I blush slightly, suddenly I’m this teenage girl that swoons over a boy all over again. I can’t help it. “I…I’ll catch up with you guys later, okay?” I barely say and leave with Conrad. Just a few steps towards his car and he retreats his hand, putting it in his pocket. I shiver at the sudden coldness. “Is everything alright?” I ask quietly as we get in his car.

“You were supposed to be studying,” he sighs as he starts the engine, leaving the parking lot. “Not partying. You’re not in Finch nor Paris anymore, remember?” His voice is cold.

“Sorry,” I simply say, looking down. I just don’t want to see the look of utter disappointment painted all over his face. I swear to god that he looks like my mom when he does that - a concerning habit that I choose to ignore for the sake of my happiness. 

“And what’s with the book collection? They don’t look like psychology textbooks,” he says as he keeps driving. The area looks familiar, I wonder whether he’s taking me to dinner at one of those nice restaurants near our apartment. We always said that we would try the menu, but we didn’t have the opportunity yet. I’m glad that it will finally happen. When I was sixteen I often daydreamed about him taking me out to a proper dinner. Just the two of us. Now I might finally get to experience that.

“They’re not, but my professor recommended reading it. Marcel Proust is a genius, at least in his opinion,” I try to defend my purchase, but unsuccessfully.

He clicks his tongue. “It’s a waste of time if it’s not on the syllabus. Not to mention a waste of money. May I remind you that you’re not working and we’re basically living off my and my dad’s money?” He says calmly.

My face turns beet red as he says that. “Sorry,” I say again, hoping that it would improve the already tense atmosphere, but it doesn’t seem to work. Sorry is never enough with Conrad.
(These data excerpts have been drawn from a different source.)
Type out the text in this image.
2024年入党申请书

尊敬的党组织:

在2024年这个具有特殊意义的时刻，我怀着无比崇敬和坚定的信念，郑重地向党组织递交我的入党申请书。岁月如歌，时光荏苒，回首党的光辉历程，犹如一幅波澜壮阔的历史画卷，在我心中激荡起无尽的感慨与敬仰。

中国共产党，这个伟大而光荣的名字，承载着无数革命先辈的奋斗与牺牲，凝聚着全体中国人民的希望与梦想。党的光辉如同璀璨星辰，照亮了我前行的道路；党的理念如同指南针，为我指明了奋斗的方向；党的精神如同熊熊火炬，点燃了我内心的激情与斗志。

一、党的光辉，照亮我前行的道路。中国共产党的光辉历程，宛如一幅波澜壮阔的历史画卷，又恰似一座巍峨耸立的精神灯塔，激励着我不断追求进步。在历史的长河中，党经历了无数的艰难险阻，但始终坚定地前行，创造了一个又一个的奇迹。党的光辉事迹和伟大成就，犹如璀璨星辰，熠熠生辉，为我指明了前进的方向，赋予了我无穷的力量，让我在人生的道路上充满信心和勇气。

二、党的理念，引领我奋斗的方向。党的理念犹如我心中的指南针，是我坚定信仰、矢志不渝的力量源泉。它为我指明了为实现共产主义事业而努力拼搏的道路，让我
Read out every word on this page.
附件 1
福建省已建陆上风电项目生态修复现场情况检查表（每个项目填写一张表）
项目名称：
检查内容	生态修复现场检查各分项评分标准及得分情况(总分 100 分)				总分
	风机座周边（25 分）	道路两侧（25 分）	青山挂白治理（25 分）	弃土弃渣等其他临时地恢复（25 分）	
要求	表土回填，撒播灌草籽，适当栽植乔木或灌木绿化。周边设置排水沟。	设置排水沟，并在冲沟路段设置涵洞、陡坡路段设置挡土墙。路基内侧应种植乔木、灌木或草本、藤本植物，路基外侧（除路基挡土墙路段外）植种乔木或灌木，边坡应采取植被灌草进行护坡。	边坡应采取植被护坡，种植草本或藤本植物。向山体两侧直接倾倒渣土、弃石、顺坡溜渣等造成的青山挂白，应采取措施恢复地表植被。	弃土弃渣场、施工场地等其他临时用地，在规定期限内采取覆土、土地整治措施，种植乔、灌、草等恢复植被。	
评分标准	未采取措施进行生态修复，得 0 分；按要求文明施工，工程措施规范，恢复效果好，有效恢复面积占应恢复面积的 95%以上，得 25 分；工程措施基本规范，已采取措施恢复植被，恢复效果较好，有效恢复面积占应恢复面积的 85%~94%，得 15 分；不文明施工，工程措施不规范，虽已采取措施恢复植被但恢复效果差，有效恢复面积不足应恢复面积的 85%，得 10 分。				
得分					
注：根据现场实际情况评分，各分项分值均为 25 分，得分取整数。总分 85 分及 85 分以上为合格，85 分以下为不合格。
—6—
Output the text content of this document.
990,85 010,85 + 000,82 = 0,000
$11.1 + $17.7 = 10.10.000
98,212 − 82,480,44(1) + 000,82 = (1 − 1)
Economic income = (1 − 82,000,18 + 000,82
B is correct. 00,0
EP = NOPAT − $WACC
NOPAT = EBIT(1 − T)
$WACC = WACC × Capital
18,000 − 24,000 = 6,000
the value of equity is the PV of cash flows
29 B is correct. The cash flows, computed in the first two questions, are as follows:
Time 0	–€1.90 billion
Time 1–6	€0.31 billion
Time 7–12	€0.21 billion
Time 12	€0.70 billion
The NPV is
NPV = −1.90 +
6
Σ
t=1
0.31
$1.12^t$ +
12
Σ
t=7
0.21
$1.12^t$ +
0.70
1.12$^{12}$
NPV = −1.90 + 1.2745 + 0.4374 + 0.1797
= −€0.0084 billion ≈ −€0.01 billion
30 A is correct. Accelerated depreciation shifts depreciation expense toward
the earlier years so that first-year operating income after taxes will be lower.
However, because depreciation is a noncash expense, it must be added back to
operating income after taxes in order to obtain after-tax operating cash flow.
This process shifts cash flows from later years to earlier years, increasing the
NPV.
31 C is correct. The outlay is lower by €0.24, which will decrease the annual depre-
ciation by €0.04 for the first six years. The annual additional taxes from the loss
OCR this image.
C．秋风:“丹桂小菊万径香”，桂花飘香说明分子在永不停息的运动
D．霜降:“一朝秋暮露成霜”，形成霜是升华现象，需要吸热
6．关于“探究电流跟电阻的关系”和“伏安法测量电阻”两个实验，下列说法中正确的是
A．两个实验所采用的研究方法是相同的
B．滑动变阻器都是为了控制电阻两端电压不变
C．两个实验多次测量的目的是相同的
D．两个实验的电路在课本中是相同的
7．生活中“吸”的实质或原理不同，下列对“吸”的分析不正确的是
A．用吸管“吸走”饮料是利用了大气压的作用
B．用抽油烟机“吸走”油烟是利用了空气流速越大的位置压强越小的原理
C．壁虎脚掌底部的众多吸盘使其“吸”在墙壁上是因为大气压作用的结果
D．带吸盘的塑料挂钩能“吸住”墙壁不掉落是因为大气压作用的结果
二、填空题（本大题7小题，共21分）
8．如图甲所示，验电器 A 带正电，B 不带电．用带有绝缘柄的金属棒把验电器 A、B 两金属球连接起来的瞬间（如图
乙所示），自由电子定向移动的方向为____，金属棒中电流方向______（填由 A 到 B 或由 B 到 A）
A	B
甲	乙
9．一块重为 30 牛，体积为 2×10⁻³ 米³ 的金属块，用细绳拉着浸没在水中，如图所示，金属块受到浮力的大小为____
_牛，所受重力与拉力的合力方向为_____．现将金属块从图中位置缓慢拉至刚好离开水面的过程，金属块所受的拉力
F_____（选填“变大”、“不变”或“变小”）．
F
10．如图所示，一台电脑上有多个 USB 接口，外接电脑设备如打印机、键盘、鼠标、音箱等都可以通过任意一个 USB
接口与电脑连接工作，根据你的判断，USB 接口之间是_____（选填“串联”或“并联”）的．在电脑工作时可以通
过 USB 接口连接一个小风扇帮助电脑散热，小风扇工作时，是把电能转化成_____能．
Apology acceptance must be earned, ideally with a behaviour improvement. “I thought that you were taking me out to dinner?” I say as he parks in front of our apartment building.

“Did I? I meant eating at home together. I bought chicken on my way to pick you up from Brown,” he says. 

I don’t even dare to sigh in response, I’m too tired to fight him on this one as it seems too trivial to be actually worth it. 

What feels like a deep connection at fourteen may actually be your brain’s way of responding to novelty and excitement, I remember professor Lahey’s words. Could that be true? The echo of his voice bouncing in my mind. Suddenly, the memory of him - the rush, the butterflies, the way everything felt so impossibly intense - feels different. Not wrong, just… smaller somehow, like I’m seeing it through a clearer lens. And maybe, just maybe, I’ve been holding on to the idea of him, rather than who he really was. A shiver runs down my spine as we get home.